Lopetegui não tem vida fácil em Madrid. Conhecido por ser um “cemitério de treinadores”, o Real Madrid é um desafio bicudo para o ex-Porto. Perdendo Ronaldo, a equipa perdeu a identidade. Mesmo tendo jogadores de topo para organizar o jogo (como Modric e Kroos), a equipa perdeu a referência e a solução principal para a construção dos médios.

Ainda assim, a qualidade individual dos intervenientes vai, mais tarde ou mais cedo, vir ao de cima. Cabe a Lopetegui mexer na forma de jogar da equipa de forma a aproveitar todo o talento que tem em mãos. O modelo de jogo do treinador espanhol é, como vimos no Dragão, um modelo de posse que pode (curiosamente, como vimos também na cidade do Porto) ser difícil de entrar numa equipa formatada para outras ideias.

Acreditamos que o Real Madrid vai sobreviver a este choque de perder o seu melhor jogador dos últimos anos, mas a mudança do chip pode demorar. As ideias de um treinador novo podem tardar em dar resultados e, sem uma máquina de fazer golos e resolver jogos como Ronaldo, tudo fica mais complicado.

Como dissemos, a qualidade vai acabar por vingar, mas quando? Os adversários na La Liga ainda não fugiram muito na pontuação, mas conseguirá o Real engrenar a tempo de lutar pelo título? E sem Ronaldo, repetirão a conquista da Champions?

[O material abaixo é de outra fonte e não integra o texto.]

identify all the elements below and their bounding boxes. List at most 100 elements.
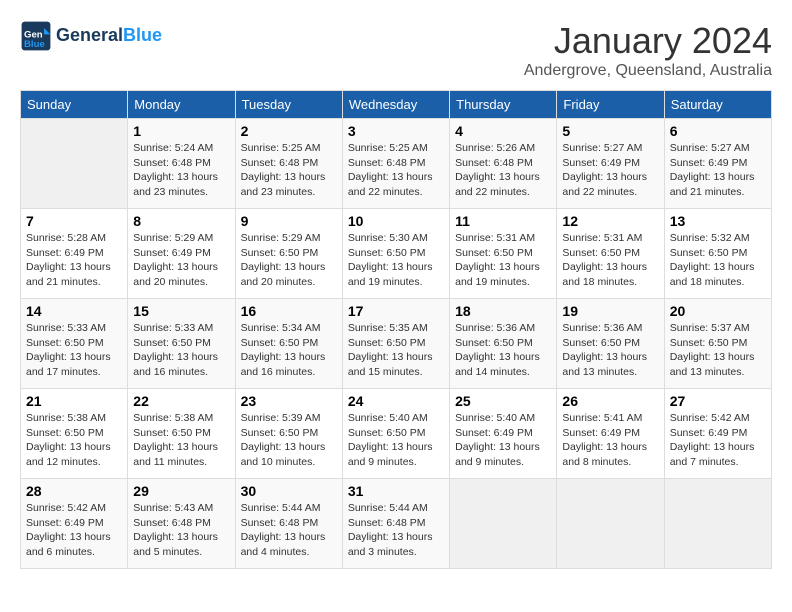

É óbvio que o Real era muito importante para os números de Ronaldo, mas o craque era ainda mais importante para o clube de Madrid! Provam-no a seca de golos (nunca vista durante a estadia de CR7 em Madrid) e a dificuldade em vencer jogos que, com o português, ficavam resolvidos.

A queda dos merengues é evidente (derrotas com Alavés, CSKA e Sevilha), falta saber como reagirão Lopetegui e as estrelas que ficaram em Madrid. Em Turim, Ronaldo e a Juve vão dominando e prometem um ataque à “predileta” Champions do Real. Veremos quem, no fim, sai por cima!